His area of interest covers mostly modern architecture in Lebanon and the region. Among his writings is “Beirut: the Phoenix and the Reconstruction Predicament”, an essay that he wrote for Urbanization and the Changing Character of the Arab City published by ESCWA in 2005. He is also the author of the forthcoming book Karol Schayer architect, a Pole in Beirut. Arbid is the co-founder and current director of the Arab Center for Architecture located in Beirut, and the founding member of Docomomo Lebanon.
His published architecture practice includes the Shabb and Salem residences, the latter having been nominated for the Aga Khan Award in 1998.

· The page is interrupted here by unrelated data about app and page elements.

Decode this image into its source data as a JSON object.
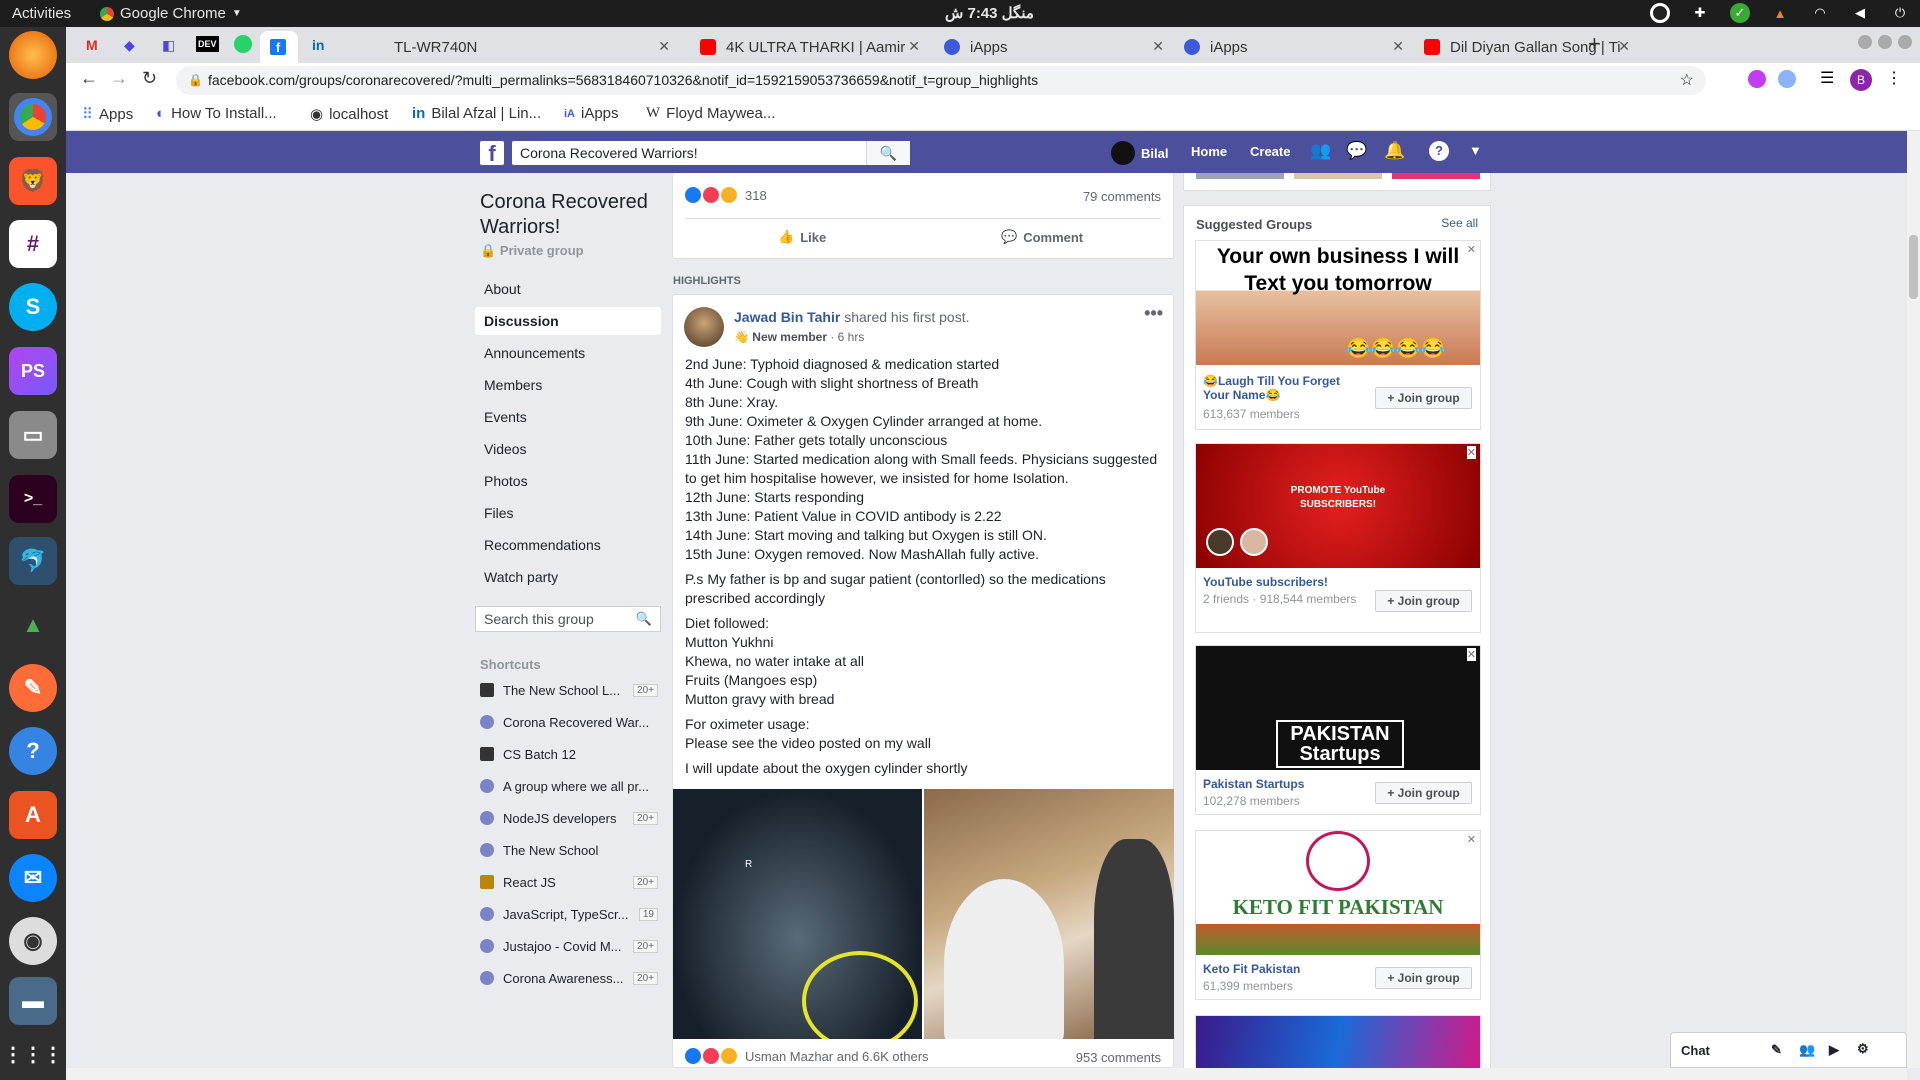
{
  "os": {
    "activities": "Activities",
    "app_name": "Google Chrome",
    "clock": "منگل 7:43 ش"
  },
  "tabs": [
    {
      "label": "TL-WR740N"
    },
    {
      "label": "4K ULTRA THARKI | Aamir"
    },
    {
      "label": "iApps"
    },
    {
      "label": "iApps"
    },
    {
      "label": "Dil Diyan Gallan Song | Ti"
    }
  ],
  "address": {
    "url": "facebook.com/groups/coronarecovered/?multi_permalinks=568318460710326&notif_id=1592159053736659&notif_t=group_highlights"
  },
  "bookmarks": [
    {
      "label": "Apps"
    },
    {
      "label": "How To Install..."
    },
    {
      "label": "localhost"
    },
    {
      "label": "Bilal Afzal | Lin..."
    },
    {
      "label": "iApps"
    },
    {
      "label": "Floyd Maywea..."
    }
  ],
  "fb": {
    "search_value": "Corona Recovered Warriors!",
    "user": "Bilal",
    "home": "Home",
    "create": "Create"
  },
  "group": {
    "name": "Corona Recovered Warriors!",
    "privacy": "Private group",
    "nav": [
      {
        "label": "About"
      },
      {
        "label": "Discussion"
      },
      {
        "label": "Announcements"
      },
      {
        "label": "Members"
      },
      {
        "label": "Events"
      },
      {
        "label": "Videos"
      },
      {
        "label": "Photos"
      },
      {
        "label": "Files"
      },
      {
        "label": "Recommendations"
      },
      {
        "label": "Watch party"
      }
    ],
    "search_placeholder": "Search this group",
    "shortcuts_title": "Shortcuts",
    "shortcuts": [
      {
        "label": "The New School L...",
        "count": "20+"
      },
      {
        "label": "Corona Recovered War...",
        "count": ""
      },
      {
        "label": "CS Batch 12",
        "count": ""
      },
      {
        "label": "A group where we all pr...",
        "count": ""
      },
      {
        "label": "NodeJS developers",
        "count": "20+"
      },
      {
        "label": "The New School",
        "count": ""
      },
      {
        "label": "React JS",
        "count": "20+"
      },
      {
        "label": "JavaScript, TypeScr...",
        "count": "19"
      },
      {
        "label": "Justajoo - Covid M...",
        "count": "20+"
      },
      {
        "label": "Corona Awareness...",
        "count": "20+"
      }
    ]
  },
  "prev_post": {
    "reactions": "318",
    "comments": "79 comments",
    "like": "Like",
    "comment": "Comment"
  },
  "highlights_label": "HIGHLIGHTS",
  "post": {
    "author": "Jawad Bin Tahir",
    "action": "shared his first post.",
    "badge": "New member",
    "time": "· 6 hrs",
    "lines1": [
      "2nd June: Typhoid diagnosed & medication started",
      "4th June: Cough with slight shortness of Breath",
      "8th June: Xray.",
      "9th June: Oximeter & Oxygen Cylinder arranged at home.",
      "10th June: Father gets totally unconscious",
      "11th June: Started medication along with Small feeds. Physicians suggested to get him hospitalise however, we insisted for home Isolation.",
      "12th June: Starts responding",
      "13th June: Patient Value in COVID antibody is 2.22",
      "14th June: Start moving and talking but Oxygen is still ON.",
      "15th June: Oxygen removed. Now MashAllah fully active."
    ],
    "ps": "P.s My father is bp and sugar patient (contorlled) so the medications prescribed accordingly",
    "diet": [
      "Diet followed:",
      "Mutton Yukhni",
      "Khewa, no water intake at all",
      "Fruits (Mangoes esp)",
      "Mutton gravy with bread"
    ],
    "oxi": [
      "For oximeter usage:",
      "Please see the video posted on my wall"
    ],
    "update": "I will update about the oxygen cylinder shortly",
    "reactors": "Usman Mazhar and 6.6K others",
    "comments": "953 comments"
  },
  "suggested": {
    "title": "Suggested Groups",
    "see_all": "See all",
    "join": "Join group",
    "groups": [
      {
        "image_text": "Your own business I will Text you tomorrow",
        "name": "😂Laugh Till You Forget Your Name😂",
        "members": "613,637 members"
      },
      {
        "image_text": "PROMOTE YouTube SUBSCRIBERS!",
        "name": "YouTube subscribers!",
        "members": "2 friends · 918,544 members"
      },
      {
        "image_text": "PAKISTAN Startups",
        "name": "Pakistan Startups",
        "members": "102,278 members"
      },
      {
        "image_text": "KETO FIT PAKISTAN",
        "name": "Keto Fit Pakistan",
        "members": "61,399 members"
      }
    ]
  },
  "chat": {
    "label": "Chat"
  }
}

Bernard Khoury studied architecture at the Rhode Island school of Design (B.F.A 1990 / B.Arch 1991). He received a Masters in Architectural studies from Harvard University (M.Arch 1993). In 2001, he was awarded by the municipality of Rome the honorable mention of the Borromini prize given to architects under 40 years of age. In 2004, he was awarded the Architecture + Award. He was a visiting professor at the Ecole Polytechnique Federale de Lausanne, L’Ecole Speciale d’Architecture in Paris and the American University of Beirut. He has lectured and exhibited his work in prestigious academic institutions in Europe and the U.S including a solo show of his work given by the International Forum for Contemporary Architecture at the Aedes gallery in Berlin (2003) and numerous group shows including YOUprison at the Fondazione Sandretto in Torino (2008) and SPACE at the opening show of the MAXXI museum in Rome (2010). His work has been extensively published by the professional press. Khoury started an independent practice in 1993. Over the past 15 years, his office has developed an international reputation and a significant diverse portfolio of projects both locally and abroad.